Even though it is disruptive, it will be a more realistic test of what an actual recovery would look like. Keep in mind that this would need to be done with the sites connected. Running a planned migration with the sites disconnected will fail as connectivity is required. Running in disaster recovery mode with the sites disconnected would be disruptive to the VMs in the plan and the SRM environment and is not recommended. That specific case will be addressed below.
Run an SRM Recovery Plan Test with the sites disconnected
SRM, vSphere Replication and some SRAs (check with your array vendor) support running an SRM recovery plan test with the sites disconnected. This can allow for a more realistic test of the recovery plan while still being non-disruptive to protected workloads. Keep in mind that the disconnect doesn’t have to be taking the inter-site link down. It could just be changing network configurations such that the vCenters at each site can no longer communicate with each other.
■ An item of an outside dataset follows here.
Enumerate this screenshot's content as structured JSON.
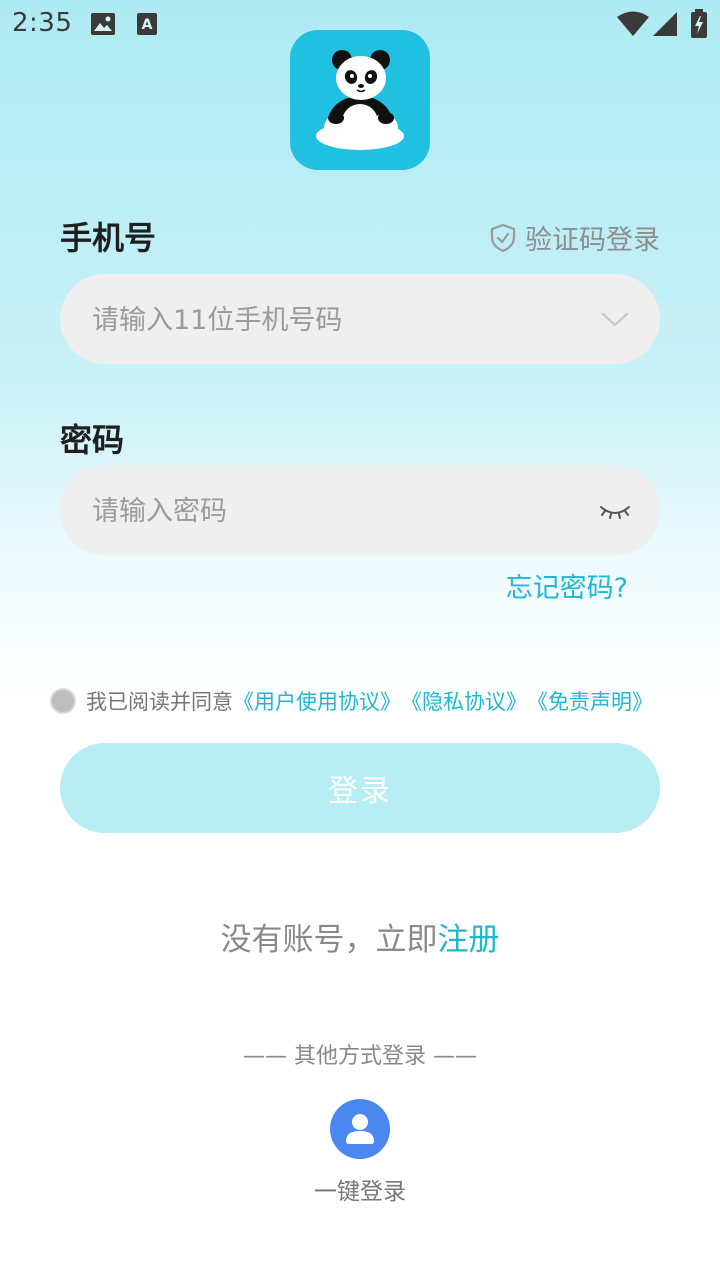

One benefit to completely severing the link between sites is that it may lead to the discovery of unexpected dependencies between sites.
An unusual variant of this is what I call a “reverse bubble”. This is useful when there is a need to use external systems (eg. Remote sites, customer sites, etc) to test application operations of the VMs recovered as part of the test, and discard any changes made as part of that testing rather than making permanent changes. This is accomplished by network isolating the production site and exposing the recovery site test environment to external networks.
Run an SRM Recovery Plan in Disaster Recovery Mode with the sites disconnected
This option comes up very frequently with customers and has a really big problem that to me excludes this as a viable choice. After you do this, you will very likely have to rebuild your SRM environment. That to me defeats a major part of running a test.
The reason that doing this damages SRM is that the SRM servers and the underlying replication solutions end up out of sync as both of them think they “own” the VMs and replicated storage. It is possible, sometimes to clear this up and it usually takes a lot of work and there is no guarantee of success.
A few other things that come up around testing
- Getting users connected into the test bubble – how will application testers get access to a network isolated environment?
- Should infrastructure systems (AD, DNS, DHCP, etc) be included in my recovery plans and therefore in my tests?
- Adding external systems into test bubble (eg AD, physical,) – If infrastructure systems aren’t protected by SRM, how do they get into the test bubble so that systems dependent on them can be tested?
These have been covered previously here and here. Even though these posts are a few years old, the information is still accurate and applicable.
Lastly here are a few general recommendations around testing recovery plans with SRM
- Run a test with the sites connected before doing any other kind of alternative testing. During the test SRM actually performs some verification steps at the protected site to make sure the planned failover would work without issues. These steps are optional and will not stop the test failover, but if you have never done them, you may be up for a surprise when you run a planned failover. This may be even more problematic if you first run an unplanned failover and then rerun the plan in the planned mode to prepare the sites for the reprotect. If you discover issues at that time, your options for fixing issues will be extremely limited.
- Don’t make any changes to SRM configurations at either location with your sites disconnected from each other. If the configurations get out of sync you may be looking at having to rebuild your configuration.
- The longer your test runs and the more VMs are involved will increase the storage used to track changes. Make sure your environment can support this (disk space, journal space, etc).
** When using stretched storage with SRM 6.1 or higher, a planned migration workflow would be non-disruptive to vMotion capable VMs.